This article was published online on the website of Gaylaxy magazine (Link: http://www.gaylaxymag.com/articles/current-affairs/a-place-to-call-home/)
Twelve years ago, Sachin Jain was a young gay man in Mumbai who wanted a place to live. It was his first time living away from his family. Apart from the difficulties that a paying guest faces in Mumbai, Sachin had to face an additional one of homophobia. “A snoopy neighbour would actually peek into my living room through the peephole on the door, and once I peeped right back! As I talked to gay and lesbian friends who also rented, I heard stories about hostile housing societies and bigoted straight room-mates,” he says.
Sachin could not feel free in his own house; he did not feel comfortable inviting his friends or partner over. He felt the need to hide his belongings or keep them locked up at all times. “The worst thing was the necessity to hide oneself in the closet, or become this sex-less, sexuality-less being languishing in the shadows of don’t ask – don’t tell,” he recalls.
Within four months, Sachin moved out of the place. He knew then that he did not want loneliness. This is what pushed him to establish Gay Housing Assistance Resource, or GHAR in the year 2000. “I remember in the initial years of GHAR, Sopan, a friend, gave me a ceramic house as a gift with “Ye tera GHAR” written on the bottom – I have kept it with me for over a decade!” he reminisces.
GHAR faced a few glitches before it could establish its own ground. Guised and direct personal advertisements for sex were one of the nuisances. Even with genuine advertisements, the group did not have enough member support to be able to help each other out.
Even in developed metropolitan cities in India, acceptance of openly homosexual people, especially in residential complexes is to be achieved. The society by and large has opened up to acknowledge LGBT rights, but is not liberal enough to accept homosexuals living within their vicinity. This is changing, slowly but surely. GHAR has been pretty much left to its own devices. More and more people coming out of the closet has surely helped, but the attitudes of the authorities have been beneficial in making the atmosphere a lot friendlier towards the LGBT and GHAR.
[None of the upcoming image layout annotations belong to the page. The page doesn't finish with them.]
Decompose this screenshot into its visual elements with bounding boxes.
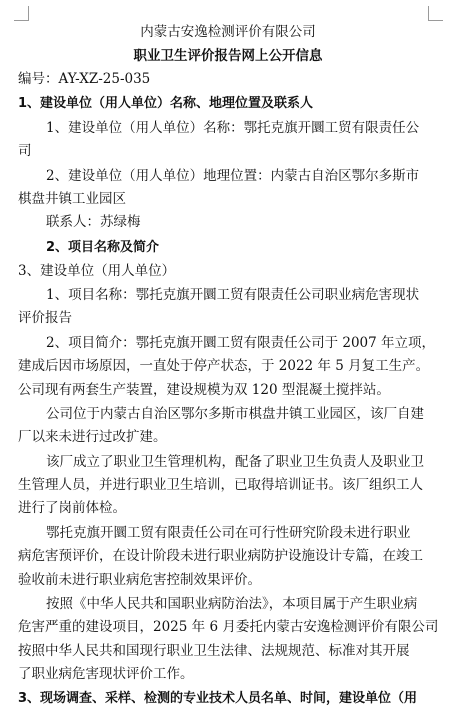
project-name-line-1: 1、项目名称：鄂托克旗开圜工贸有限责任公司职业病危害现状 — [46, 287, 420, 303]
section-1-heading: 1、建设单位（用人单位）名称、地理位置及联系人 — [18, 96, 314, 111]
unit-name-line-2: 司 — [18, 143, 32, 159]
evaluation-paragraph-line-2: 病危害预评价，在设计阶段未进行职业病防护设施设计专篇，在竣工 — [18, 548, 423, 564]
report-number: 编号：AY-XZ-25-035 — [18, 71, 151, 87]
management-paragraph-line-1: 该厂成立了职业卫生管理机构，配备了职业卫生负责人及职业卫 — [46, 454, 424, 470]
law-paragraph-line-4: 了职业病危害现状评价工作。 — [18, 666, 194, 682]
company-name: 内蒙古安逸检测评价有限公司 — [140, 24, 316, 40]
management-paragraph-line-2: 生管理人员，并进行职业卫生培训，已取得培训证书。该厂组织工人 — [18, 477, 423, 493]
unit-location-line-1: 2、建设单位（用人单位）地理位置：内蒙古自治区鄂尔多斯市 — [46, 168, 420, 184]
contact-person: 联系人：苏绿梅 — [46, 214, 141, 230]
project-name-line-2: 评价报告 — [18, 310, 72, 326]
page-corner-mark-left — [14, 6, 29, 21]
page-corner-mark-right — [428, 6, 443, 21]
evaluation-paragraph-line-1: 鄂托克旗开圜工贸有限责任公司在可行性研究阶段未进行职业 — [46, 525, 411, 541]
law-paragraph-line-2: 危害严重的建设项目，2025 年 6 月委托内蒙古安逸检测评价有限公司 — [18, 619, 439, 635]
unit-location-line-2: 棋盘井镇工业园区 — [18, 191, 126, 207]
location-paragraph-line-2: 厂以来未进行过改扩建。 — [18, 429, 167, 445]
project-intro-line-2: 建成后因市场原因，一直处于停产状态，于 2022 年 5 月复工生产。 — [18, 358, 430, 374]
evaluation-paragraph-line-3: 验收前未进行职业病危害控制效果评价。 — [18, 572, 261, 588]
project-intro-line-3: 公司现有两套生产装置，建设规模为双 120 型混凝土搅拌站。 — [18, 382, 390, 398]
project-intro-line-1: 2、项目简介：鄂托克旗开圜工贸有限责任公司于 2007 年立项， — [46, 335, 436, 351]
management-paragraph-line-3: 进行了岗前体检。 — [18, 500, 126, 516]
section-2-heading: 2、项目名称及简介 — [46, 240, 160, 255]
law-paragraph-line-1: 按照《中华人民共和国职业病防治法》，本项目属于产生职业病 — [46, 596, 418, 612]
location-paragraph-line-1: 公司位于内蒙古自治区鄂尔多斯市棋盘井镇工业园区，该厂自建 — [46, 406, 424, 422]
document-title: 职业卫生评价报告网上公开信息 — [133, 48, 323, 64]
section-3-heading: 3、现场调查、采样、检测的专业技术人员名单、时间，建设单位（用 — [18, 691, 418, 706]
unit-name-line-1: 1、建设单位（用人单位）名称：鄂托克旗开圜工贸有限责任公 — [46, 120, 420, 136]
section-3-unit: 3、建设单位（用人单位） — [18, 263, 176, 279]
law-paragraph-line-3: 按照中华人民共和国现行职业卫生法律、法规规范、标准对其开展 — [18, 643, 410, 659]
Apart from social networking and changing attitudes, Sachin’s patience and perseverance has been vital in the success of GHAR. “Humour is the best way to cope with it. Share your stories, have a laugh and move on. Also, getting in touch with the queer community from the developing world – knowing that there are countries with the death penalty for being gay, where activists are holding pride parades nevertheless – is also inspiring.”
GHAR now provides housing assistance to people in six Indian cities as well as USA and Canada. The facebook debut of GHAR in 2012 has skyrocketed, with 600 new members and 30 new posts. To find a place on GHAR is simple enough. After sending a request to join the Facebook group called G.H.A.R. (Gay Housing Assistance Resource), you will be added to the group by an administrative member. You can then post your advertisement for letting or renting by creating a post. The group also suggests estate agents and LGBT-friendly property websites. Searching for LGBT housemates and emergency asylum are two outstanding features of GHAR.
Sachin feels that there was a noted difference in people’s attitudes after the decriminalization of homosexuality in 2009. He says, “The LGBT Facebook generation is much more assertive and confident about itself.” The ability to put up pictures on this social platform has made it far easier for people to find a home that suits their needs.
If you think it’s a disorder, it’s not. What makes you think you are more equipped as a hetersosexual? Is the capacity to contribute to the population explosion the only legitimate reason a couple should be together?
If you think that ‘they’ don’t come from ‘good’ families like yours, that is only because the people in your godsent family who refuse to acknowledge they are gay or haven’t realised it yet. Maybe you’re married to one who, unlike Carol from Friends, is never going to realise that.